DAMP-RNA: DNAzyme-Assisted Methylation Profiling of RNA

In recent decades, post-transcriptional RNA modifications have emerged as a critical regulatory network in cellular processes. The emergence of advanced technologies, including next-generation sequencing (e.g., Illumina) and third-generation sequencing (e.g., Nanopore and PacBio), has significantly improved the detection of RNA modifications in both coding (mRNAs) and non-coding RNAs (ncRNAs). However, these powerful and transcriptome-wide approaches often generate a significant number of false positive hits, highlighting the need for complementary methods allowing validation of the RNA modification profile as well as more precise quantification. In this study, we present further optimization of a straightforward and sensitive protocol that employs RNA-cleaving deoxyribozymes (DNAzymes) to detect 2'-O-ribose methylations.
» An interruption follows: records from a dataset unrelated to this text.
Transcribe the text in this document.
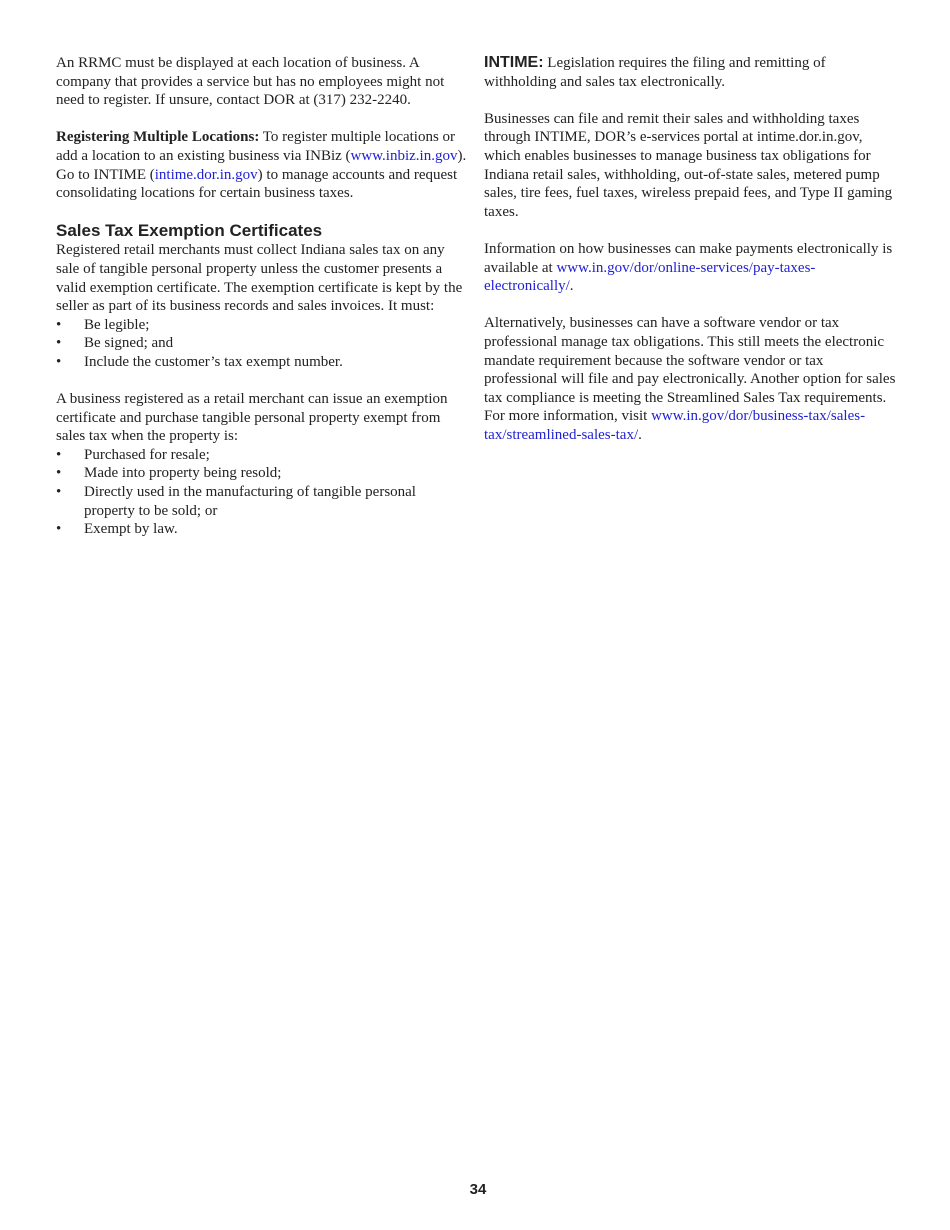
An RRMC must be displayed at each location of business. A company that provides a service but has no employees might not need to register. If unsure, contact DOR at (317) 232-2240.

Registering Multiple Locations: To register multiple locations or add a location to an existing business via INBiz (www.inbiz.in.gov). Go to INTIME (intime.dor.in.gov) to manage accounts and request consolidating locations for certain business taxes.

Sales Tax Exemption Certificates

Registered retail merchants must collect Indiana sales tax on any sale of tangible personal property unless the customer presents a valid exemption certificate. The exemption certificate is kept by the seller as part of its business records and sales invoices. It must:

• Be legible;
• Be signed; and
• Include the customer’s tax exempt number.

A business registered as a retail merchant can issue an exemption certificate and purchase tangible personal property exempt from sales tax when the property is:

• Purchased for resale;
• Made into property being resold;
• Directly used in the manufacturing of tangible personal property to be sold; or
• Exempt by law.

INTIME: Legislation requires the filing and remitting of withholding and sales tax electronically.

Businesses can file and remit their sales and withholding taxes through INTIME, DOR’s e-services portal at intime.dor.in.gov, which enables businesses to manage business tax obligations for Indiana retail sales, withholding, out-of-state sales, metered pump sales, tire fees, fuel taxes, wireless prepaid fees, and Type II gaming taxes.

Information on how businesses can make payments electronically is available at www.in.gov/dor/online-services/pay-taxes-electronically/.

Alternatively, businesses can have a software vendor or tax professional manage tax obligations. This still meets the electronic mandate requirement because the software vendor or tax professional will file and pay electronically. Another option for sales tax compliance is meeting the Streamlined Sales Tax requirements. For more information, visit www.in.gov/dor/business-tax/sales-tax/streamlined-sales-tax/.

34
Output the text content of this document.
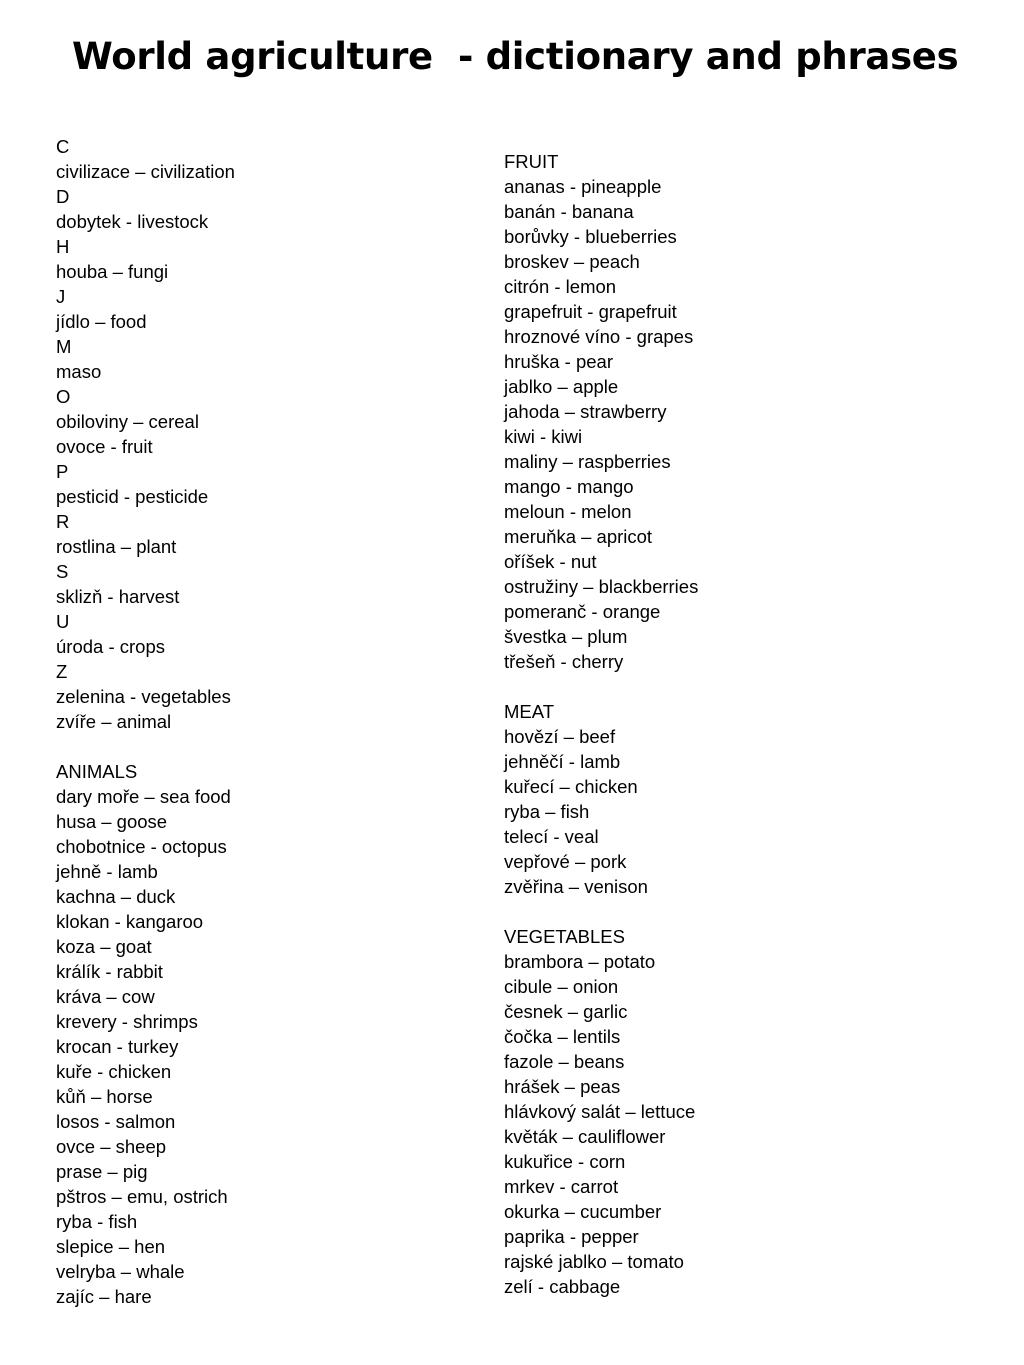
World agriculture  - dictionary and phrases
C
civilizace – civilization
D
dobytek - livestock
H
houba – fungi
J
jídlo – food
M
maso
O
obiloviny – cereal
ovoce - fruit
P
pesticid - pesticide
R
rostlina – plant
S
sklizň - harvest
U
úroda - crops
Z
zelenina - vegetables
zvíře – animal
ANIMALS
dary moře – sea food
husa – goose
chobotnice - octopus
jehně - lamb
kachna – duck
klokan - kangaroo
koza – goat
králík - rabbit
kráva – cow
krevery - shrimps
krocan - turkey
kuře - chicken
kůň – horse
losos - salmon
ovce – sheep
prase – pig
pštros – emu, ostrich
ryba - fish
slepice – hen
velryba – whale
zajíc – hare
FRUIT
ananas - pineapple
banán - banana
borůvky - blueberries
broskev – peach
citrón - lemon
grapefruit - grapefruit
hroznové víno - grapes
hruška - pear
jablko – apple
jahoda – strawberry
kiwi - kiwi
maliny – raspberries
mango - mango
meloun - melon
meruňka – apricot
oříšek - nut
ostružiny – blackberries
pomeranč - orange
švestka – plum
třešeň - cherry
MEAT
hovězí – beef
jehněčí - lamb
kuřecí – chicken
ryba – fish
telecí - veal
vepřové – pork
zvěřina – venison
VEGETABLES
brambora – potato
cibule – onion
česnek – garlic
čočka – lentils
fazole – beans
hrášek – peas
hlávkový salát – lettuce
květák – cauliflower
kukuřice - corn
mrkev - carrot
okurka – cucumber
paprika - pepper
rajské jablko – tomato
zelí - cabbage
The validity of this protocol was demonstrated by analysis of two well-characterized 2'-O-methylated adenines in human U1 and U2 snRNAs. By using siRNA to target NOP58 and antisense oligonucleotides to scaRNA7, we showcased the sensitivity and specificity of our approach in detecting variations in 2'-O-methylation levels. Combining the DNAzyme cleavage with RT-qPCR provides a robust and efficient way to investigate 2'-O-methylation in any cellular RNA regardless of its abundance, yielding valuable insights into the dynamics of RNA modifications. Despite certain limitations, this method stands out for its clarity and reproducibility, paving the way for further exploration in the field of RNA biology.